Bremen, Germany-headquartered ticketing and live entertainment giant CTS Eventim suffered a more than 96 percent drop in second-quarter revenue as a result of the COVID-19 pandemic.
CTS Eventim revealed the massive year-over-year earnings falloff in a newly published financial report, which includes both Q2 performance specifics and a broader income analysis for the six months ending on June 30th. CTS Eventim’s second-quarter revenue was 96.6 percent lower this year than in 2019, totaling about $16.39 million (€13.9 million) compared to roughly $487.93 million (€413.9 million) previously. Measuring 2020’s opening half against that of 2019, the company experienced a 71.5 percent (approximately $587.17 million) earnings decline.
However, the 31-year-old entity struck a relatively optimistic tone when discussing its financial footing and long-term outlook. Citing “rigorous measures to minimise costs and boost efficiency,” including drawing down “an existing credit line,” reducing investments, and foregoing the distribution of dividends for 2019, the report pointed to liquidity that appears sufficient to maintain operations until the full-scale comeback of crowd-based live events.

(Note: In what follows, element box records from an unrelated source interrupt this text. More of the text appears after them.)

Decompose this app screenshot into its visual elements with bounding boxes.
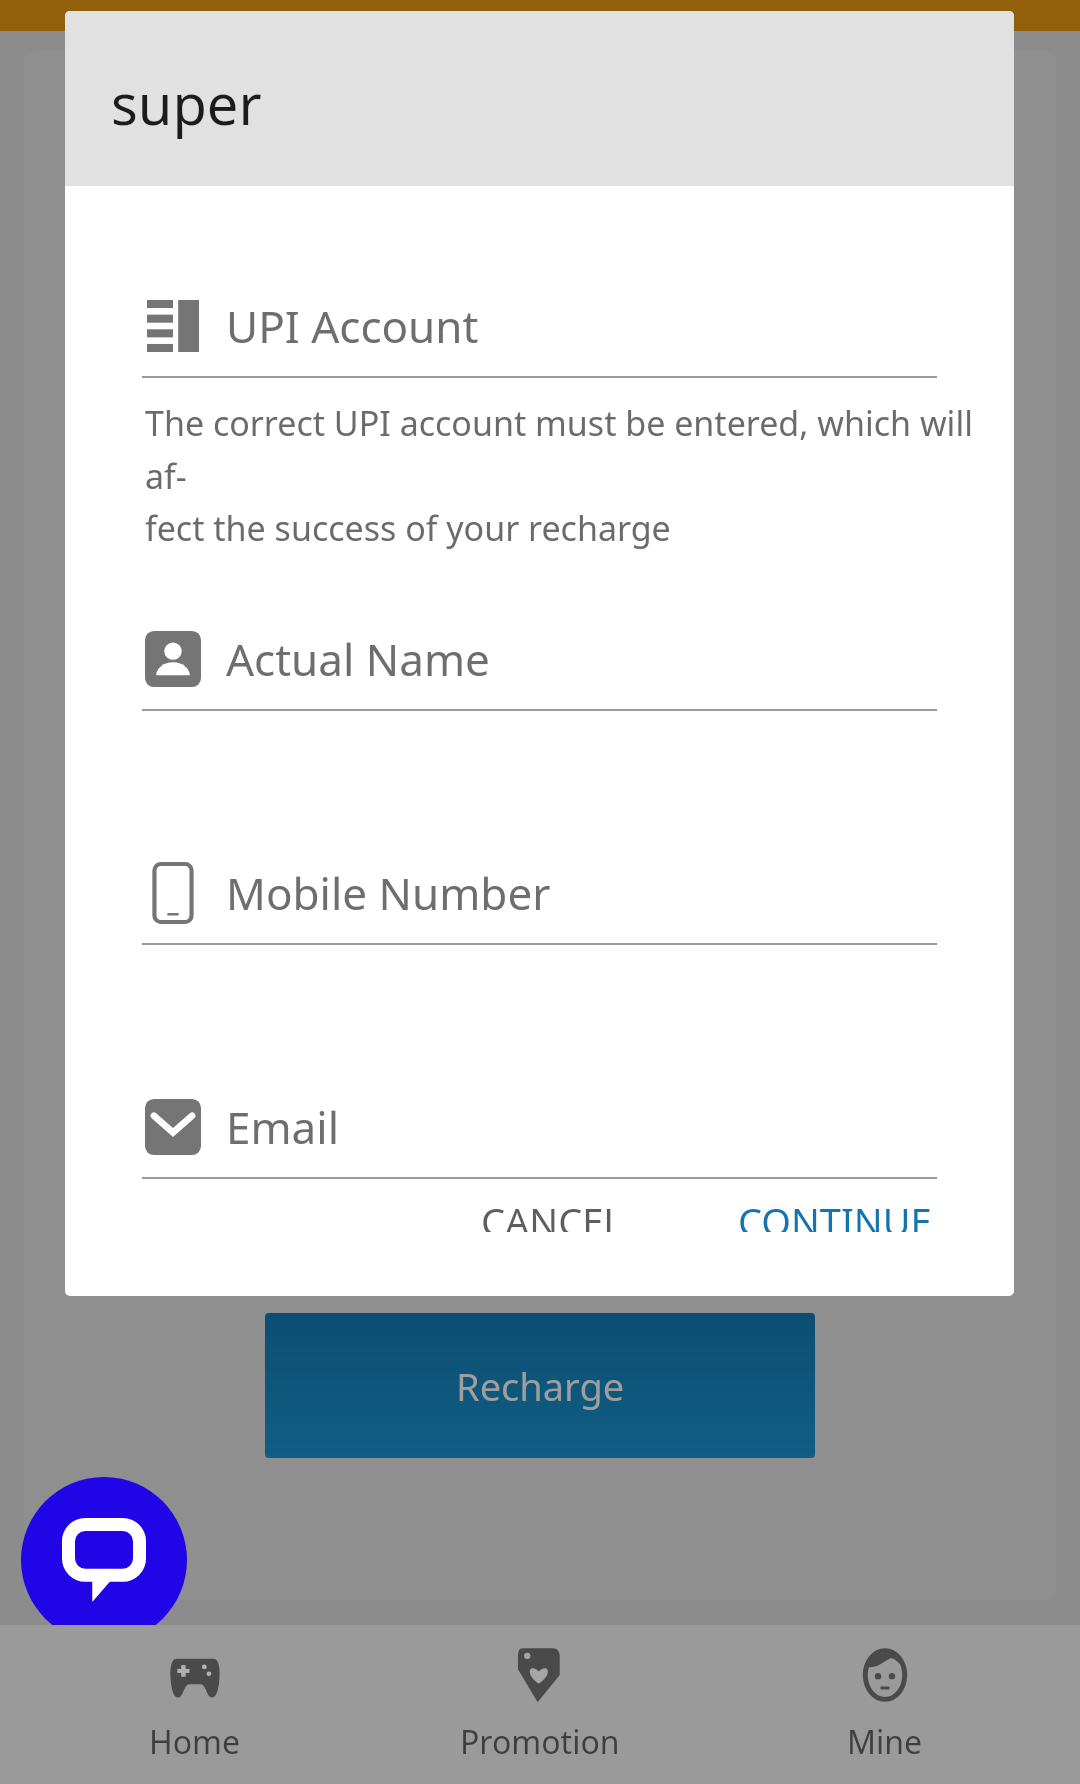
staticText: The correct UPI account must be entered,… (145, 400, 974, 551)
button[interactable]: Home (45, 1632, 345, 1778)
button[interactable]: Mobile Number (142, 863, 937, 945)
staticText: UPI Account (226, 296, 479, 356)
staticText: Home (149, 1720, 241, 1764)
button[interactable]: CANCEL (459, 1179, 646, 1248)
staticText: super (111, 65, 262, 141)
button[interactable]: Promotion (390, 1632, 690, 1778)
button[interactable]: CONTINUE (716, 1179, 954, 1248)
staticText: Email (226, 1097, 339, 1157)
button[interactable]: Actual Name (142, 629, 937, 711)
staticText: CONTINUE (738, 1195, 932, 1232)
button[interactable]: Recharge (265, 1313, 815, 1458)
staticText: Mobile Number (226, 863, 551, 923)
staticText: Promotion (460, 1720, 620, 1764)
staticText: Recharge (456, 1360, 625, 1412)
staticText: Mine (847, 1720, 923, 1764)
button[interactable]: UPI Account (142, 296, 937, 378)
staticText: CANCEL (481, 1195, 624, 1232)
button[interactable]: Mine (735, 1632, 1035, 1778)
staticText: Actual Name (226, 629, 490, 689)
button[interactable]: Chat support (21, 1477, 187, 1643)
button[interactable]: Email (142, 1097, 937, 1179)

Additionally, CTS Eventim disclosed the results of a “recent survey” offered to an undisclosed number of its customers. Three-quarters of the respondents wish to return to live events “within four months of the corona restrictions being lifted,” and over 90 percent of participants “said that they were missing live entertainment and concerts,” according to the publicly traded company.
Several weeks back, we reported that Live Nation (and its wholly-owned Ticketmaster subsidiary) had recorded very similar Q2 2020 losses, with year-over-year revenue slipping 98 percent for the period between the start of April and June’s end. Having also employed cost-saving measures and fundraising initiatives to ride out the pandemic and its associated lockdown measures, Live Nation adopted an equally positive vision for the future of live events.
“Through the end of the second quarter, 86% of concert fans are keeping their tickets for rescheduled shows,” the leading concert promoter noted in its Q2 earnings report.
The point is especially significant because some studies indicated that fans would be hesitant to resume attending gigs. And aside from Live Nation/Ticketmaster’s high ticket-retention rate, several other signs suggest that concerts and music festivals are poised to enjoy a quick return to form once the novel coronavirus pandemic subsides.
Other signs of pent-up demand are hard to ignore.
Insomniac announced exactly two weeks ago that tickets to the 2021 edition of EDC Las Vegas had sold out after just 24 hours. Historically, the three-day-long EDM festival has drawn north of 135,000 daily guests. Separately, the British government has allowed indoor concerts to resume with admittedly stringent social distancing requirements, in a step that the Music Venue Trust applauded as “progress towards the return of live music.”